Research shows that men tend to be more confident in their opinions and less worried about being publicly wrong….That’s a dynamic I’ve encountered in my own reporting again and again: Women I interview are much more cautious about hewing closely to their own research and area of expertise, and much more likely to insist on speaking off the record when making a controversial or critical argument. My male sources, on the other hand, are much more willing to freely hold forth on whatever I ask about, confident that whatever opinions they might have are useful enough to share with my readers.

The result is often that female experts give me little information beyond what I already know from reading their published work — and that the men’s quotes are the ones that survive final edits.

There are times when I think we could just replace the entire literature of gender politics with the simple phrase “Men are pigs,” and we probably wouldn’t lose much. But I suppose that’s unfair.

For what it’s worth, though, I’ll offer a second take on this problem: journalists are way too addicted to colorful quotes. Hell, they’re too addicted to quotes, period. Sometimes quotes really do make complex subjects easier to understand, but most often they really don’t. They’re just colorful. And human. And they break up all the boring prose about some boring study or other that came to some boring conclusion about some boring problem.

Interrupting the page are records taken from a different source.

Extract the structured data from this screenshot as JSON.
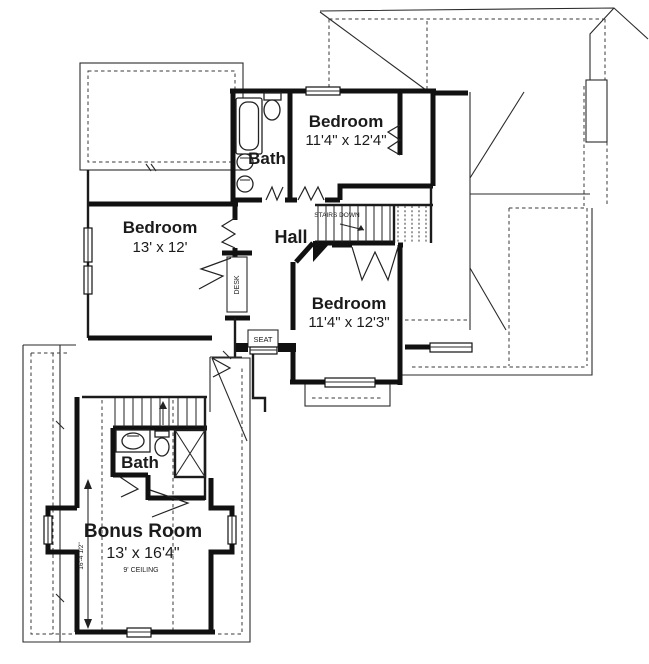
{
  "colors": {
    "line": "#1b1b1b",
    "background": "#ffffff"
  },
  "rooms": {
    "bedroom_top": {
      "name": "Bedroom",
      "dims": "11'4\" x 12'4\""
    },
    "bedroom_left": {
      "name": "Bedroom",
      "dims": "13' x 12'"
    },
    "bedroom_middle": {
      "name": "Bedroom",
      "dims": "11'4\" x 12'3\""
    },
    "hall": {
      "name": "Hall"
    },
    "bath_upper": {
      "name": "Bath"
    },
    "bath_lower": {
      "name": "Bath"
    },
    "bonus_room": {
      "name": "Bonus Room",
      "dims": "13' x 16'4\"",
      "ceiling_note": "9' CEILING"
    }
  },
  "annotations": {
    "stairs_down": "STAIRS DOWN",
    "desk": "DESK",
    "seat": "SEAT",
    "vertical_dimension": "16'-4 1/2\""
  }
}
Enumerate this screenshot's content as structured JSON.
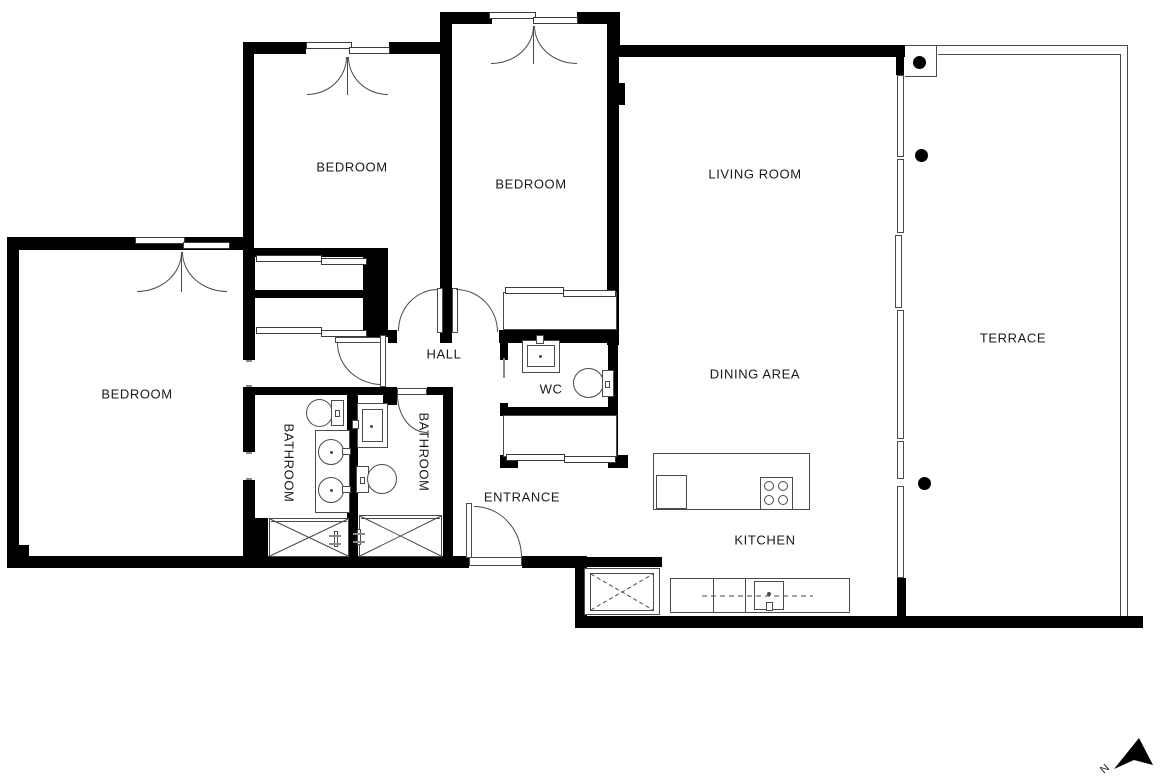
{
  "title": "Apartment floor plan",
  "rooms": [
    {
      "id": "bedroom-top-left",
      "label": "BEDROOM"
    },
    {
      "id": "bedroom-top-middle",
      "label": "BEDROOM"
    },
    {
      "id": "living-room",
      "label": "LIVING ROOM"
    },
    {
      "id": "bedroom-left",
      "label": "BEDROOM"
    },
    {
      "id": "hall",
      "label": "HALL"
    },
    {
      "id": "wc",
      "label": "WC"
    },
    {
      "id": "dining-area",
      "label": "DINING AREA"
    },
    {
      "id": "terrace",
      "label": "TERRACE"
    },
    {
      "id": "bathroom-left",
      "label": "BATHROOM"
    },
    {
      "id": "bathroom-right",
      "label": "BATHROOM"
    },
    {
      "id": "entrance",
      "label": "ENTRANCE"
    },
    {
      "id": "kitchen",
      "label": "KITCHEN"
    }
  ],
  "north_arrow": {
    "label": "N"
  },
  "colors": {
    "wall": "#000000",
    "line": "#4a4a4a",
    "text": "#1a1a1a",
    "background": "#ffffff"
  }
}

Journalists should use the quote crutch a lot less than they do. The fact that men are willing to spill forth volubly on whatever crosses their minds doesn’t mean you have to put it in print. Unless it offers something genuinely new, just skip it and write in your own words instead. This also forces you to decide what you really want in your own words, instead of dropping in a quote that happens to say what you wanted to say all along, but weren’t allowed to because it would constitute an opinion.

If anything, I’m railing against an even more intractable problem than sexism. Journalism is aimed at people, and people like to hear what other people have to say. Beyond that, quotes demonstrate that you’ve been working the phones and doing real reporting. So there’s not much chance of reducing journalism’s love affair with quotes that do little except to provide color. But it’s worth a try.

POSTSCRIPT: I shouldn’t have to say this, but I will anyway: I’m not talking about every kind of journalism here. If you’re writing a profile, you’re going to use lots of quotes. If you’re writing a man-in-the-street roundup, you’re going to use lots of quotes. There are plenty of times when quotes are useful and appropriate. I just suspect that it’s less often than most reporters think.